I like the way that Bell tilts at some of the comfortable reading lists of ‘utopian studies’, particularly when it becomes no more than a variety of literary studies, and I very much like his suggestions that this version of utopianism is about making a place together, with anger and joy, against capitalism and the pale, male and stale (always acknowledging that he is part of the problem too). What saddened me was the way that this book, which could have been a carnival, an explosion, a joyful improvisation with a reader, felt too much like a text for a quirky module at an elite university. (Around a quarter of it is endnotes and references.) There are moments in which kittens dance across keyboards, the author lets his ideas and words spin and sway, and Ornette Coleman says mysterious things, but the backbeat is the sound of academic posts being staked.
Showing readers what this practice of utopianism might do is a really timely task, and one that chimes well with writing on prefiguration, Occupy, organizing without organizations, immediatist organizing, anarchist, green and feminist organization theory and so on. I want to know how Bell’s version of utopianism might feel, sound, smell – not as blueprints (yes, yes – we know) but as an invitation to a different way of being. It seems to me, as a reader concerned with alternative organizing (Parker et al., 2014) that we now have a lot of thinkers converging on a different sort of organization theory. How can we do things together without trapping each other? How can we organize without building institutions that do our thinking for us? How can we continually remind ourselves that organizing is politics? These are questions that don’t throw away organizing but rather, as Bell does, try to take it much more seriously than the business school ever does.

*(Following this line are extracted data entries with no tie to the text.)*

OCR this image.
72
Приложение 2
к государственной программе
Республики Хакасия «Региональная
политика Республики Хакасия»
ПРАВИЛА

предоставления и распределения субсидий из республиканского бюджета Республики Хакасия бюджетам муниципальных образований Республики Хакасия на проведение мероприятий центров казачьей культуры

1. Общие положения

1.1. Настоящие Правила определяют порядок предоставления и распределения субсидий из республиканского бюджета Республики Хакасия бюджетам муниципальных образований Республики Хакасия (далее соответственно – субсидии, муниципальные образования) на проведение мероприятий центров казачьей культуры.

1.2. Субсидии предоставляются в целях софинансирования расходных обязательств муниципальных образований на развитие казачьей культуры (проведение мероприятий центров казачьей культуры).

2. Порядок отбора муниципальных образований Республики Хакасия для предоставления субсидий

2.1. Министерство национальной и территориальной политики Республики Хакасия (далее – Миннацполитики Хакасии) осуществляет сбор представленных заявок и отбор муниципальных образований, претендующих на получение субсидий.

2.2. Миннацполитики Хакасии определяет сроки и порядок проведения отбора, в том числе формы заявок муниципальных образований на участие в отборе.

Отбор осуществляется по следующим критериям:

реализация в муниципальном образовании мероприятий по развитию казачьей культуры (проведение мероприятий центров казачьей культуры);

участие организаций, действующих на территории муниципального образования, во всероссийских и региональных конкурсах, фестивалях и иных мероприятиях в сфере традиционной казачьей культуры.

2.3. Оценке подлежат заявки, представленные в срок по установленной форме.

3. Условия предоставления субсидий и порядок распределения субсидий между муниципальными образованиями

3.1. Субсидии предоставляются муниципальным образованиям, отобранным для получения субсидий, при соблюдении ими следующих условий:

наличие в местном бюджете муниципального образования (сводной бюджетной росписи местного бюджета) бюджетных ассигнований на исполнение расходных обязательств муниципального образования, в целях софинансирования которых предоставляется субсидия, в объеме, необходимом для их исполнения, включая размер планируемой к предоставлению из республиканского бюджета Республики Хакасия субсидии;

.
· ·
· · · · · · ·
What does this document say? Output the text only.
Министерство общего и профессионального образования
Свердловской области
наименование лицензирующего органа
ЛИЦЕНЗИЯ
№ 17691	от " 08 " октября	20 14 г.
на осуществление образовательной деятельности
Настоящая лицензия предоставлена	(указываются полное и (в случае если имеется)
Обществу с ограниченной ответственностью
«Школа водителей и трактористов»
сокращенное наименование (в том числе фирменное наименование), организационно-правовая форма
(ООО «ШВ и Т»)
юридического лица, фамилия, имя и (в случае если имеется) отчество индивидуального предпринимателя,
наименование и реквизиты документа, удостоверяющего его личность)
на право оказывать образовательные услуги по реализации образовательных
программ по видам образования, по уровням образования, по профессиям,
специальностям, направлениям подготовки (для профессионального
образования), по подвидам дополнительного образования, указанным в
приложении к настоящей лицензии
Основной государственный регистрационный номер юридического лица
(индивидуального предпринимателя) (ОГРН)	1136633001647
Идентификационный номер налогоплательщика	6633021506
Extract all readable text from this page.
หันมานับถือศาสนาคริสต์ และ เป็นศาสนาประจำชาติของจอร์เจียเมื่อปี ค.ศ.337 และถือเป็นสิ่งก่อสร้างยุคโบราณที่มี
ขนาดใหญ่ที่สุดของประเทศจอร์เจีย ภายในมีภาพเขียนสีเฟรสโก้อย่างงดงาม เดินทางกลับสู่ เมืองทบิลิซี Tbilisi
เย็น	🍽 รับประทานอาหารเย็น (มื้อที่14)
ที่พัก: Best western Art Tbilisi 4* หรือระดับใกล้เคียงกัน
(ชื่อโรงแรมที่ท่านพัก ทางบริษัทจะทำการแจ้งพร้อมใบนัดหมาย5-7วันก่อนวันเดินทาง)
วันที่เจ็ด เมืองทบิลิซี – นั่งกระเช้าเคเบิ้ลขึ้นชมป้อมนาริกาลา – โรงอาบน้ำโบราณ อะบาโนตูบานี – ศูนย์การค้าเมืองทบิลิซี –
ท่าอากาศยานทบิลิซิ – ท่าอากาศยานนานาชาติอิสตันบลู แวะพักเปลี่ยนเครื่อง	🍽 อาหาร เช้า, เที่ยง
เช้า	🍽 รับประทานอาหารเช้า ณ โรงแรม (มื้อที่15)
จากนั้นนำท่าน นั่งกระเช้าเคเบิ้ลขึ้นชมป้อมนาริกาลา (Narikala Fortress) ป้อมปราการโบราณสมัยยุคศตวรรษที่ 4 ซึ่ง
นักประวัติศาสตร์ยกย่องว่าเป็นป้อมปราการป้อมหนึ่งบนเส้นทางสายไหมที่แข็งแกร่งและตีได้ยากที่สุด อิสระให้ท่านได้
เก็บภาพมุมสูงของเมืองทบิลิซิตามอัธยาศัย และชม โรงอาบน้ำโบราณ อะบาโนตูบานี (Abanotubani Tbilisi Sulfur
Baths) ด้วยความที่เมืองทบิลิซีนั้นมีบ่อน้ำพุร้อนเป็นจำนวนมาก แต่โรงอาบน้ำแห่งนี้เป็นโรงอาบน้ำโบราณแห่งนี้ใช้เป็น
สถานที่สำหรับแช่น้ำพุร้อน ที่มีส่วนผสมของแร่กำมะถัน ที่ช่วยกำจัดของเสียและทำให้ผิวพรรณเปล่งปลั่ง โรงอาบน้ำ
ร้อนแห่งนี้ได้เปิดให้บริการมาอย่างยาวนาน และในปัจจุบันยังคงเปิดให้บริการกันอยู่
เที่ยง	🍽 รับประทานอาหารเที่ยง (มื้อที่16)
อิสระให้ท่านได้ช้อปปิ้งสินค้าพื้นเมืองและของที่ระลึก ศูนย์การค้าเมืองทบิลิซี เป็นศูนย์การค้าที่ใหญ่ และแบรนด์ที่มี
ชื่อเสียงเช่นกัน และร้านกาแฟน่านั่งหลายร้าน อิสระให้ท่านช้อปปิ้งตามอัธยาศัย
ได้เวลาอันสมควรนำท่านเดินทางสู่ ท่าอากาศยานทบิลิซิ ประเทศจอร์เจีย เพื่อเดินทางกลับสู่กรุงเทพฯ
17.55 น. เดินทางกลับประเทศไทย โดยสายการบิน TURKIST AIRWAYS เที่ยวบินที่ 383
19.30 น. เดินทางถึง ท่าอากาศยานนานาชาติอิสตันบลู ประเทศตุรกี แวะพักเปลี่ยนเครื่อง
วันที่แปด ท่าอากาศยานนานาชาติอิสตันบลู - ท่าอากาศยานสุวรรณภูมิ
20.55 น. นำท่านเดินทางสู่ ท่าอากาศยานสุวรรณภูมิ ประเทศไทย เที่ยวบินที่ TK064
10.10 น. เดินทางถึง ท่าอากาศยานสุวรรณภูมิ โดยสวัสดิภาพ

I’m very happy to call this utopianism, but I’m sure that very well referenced hardback Routledge books written with this kind of density aren’t going to help that much. Instead, rather than annotating the score, I want David Bell to be showing me what sort of collective improvisations might help make a future that I would like to play in. He is clearly capable of such a task, and clearly recognises that it needs to be done. I want to join him there, in this place, though he can keep the free jazz.
Fournier, V. (2002) ‘Utopianism and the cultivation of possibilities’, in M. Parker (ed.) Utopia and organization. London: Blackwell.
Parker, M., G. Cheney, V. Fournier and C. Land (eds.) (2014) The companion to alternative organization. New York: Routledge.
Martin Parker is at the Business School, University of Leicester. His next book is called Shut down the business school (Pluto Press, 2018).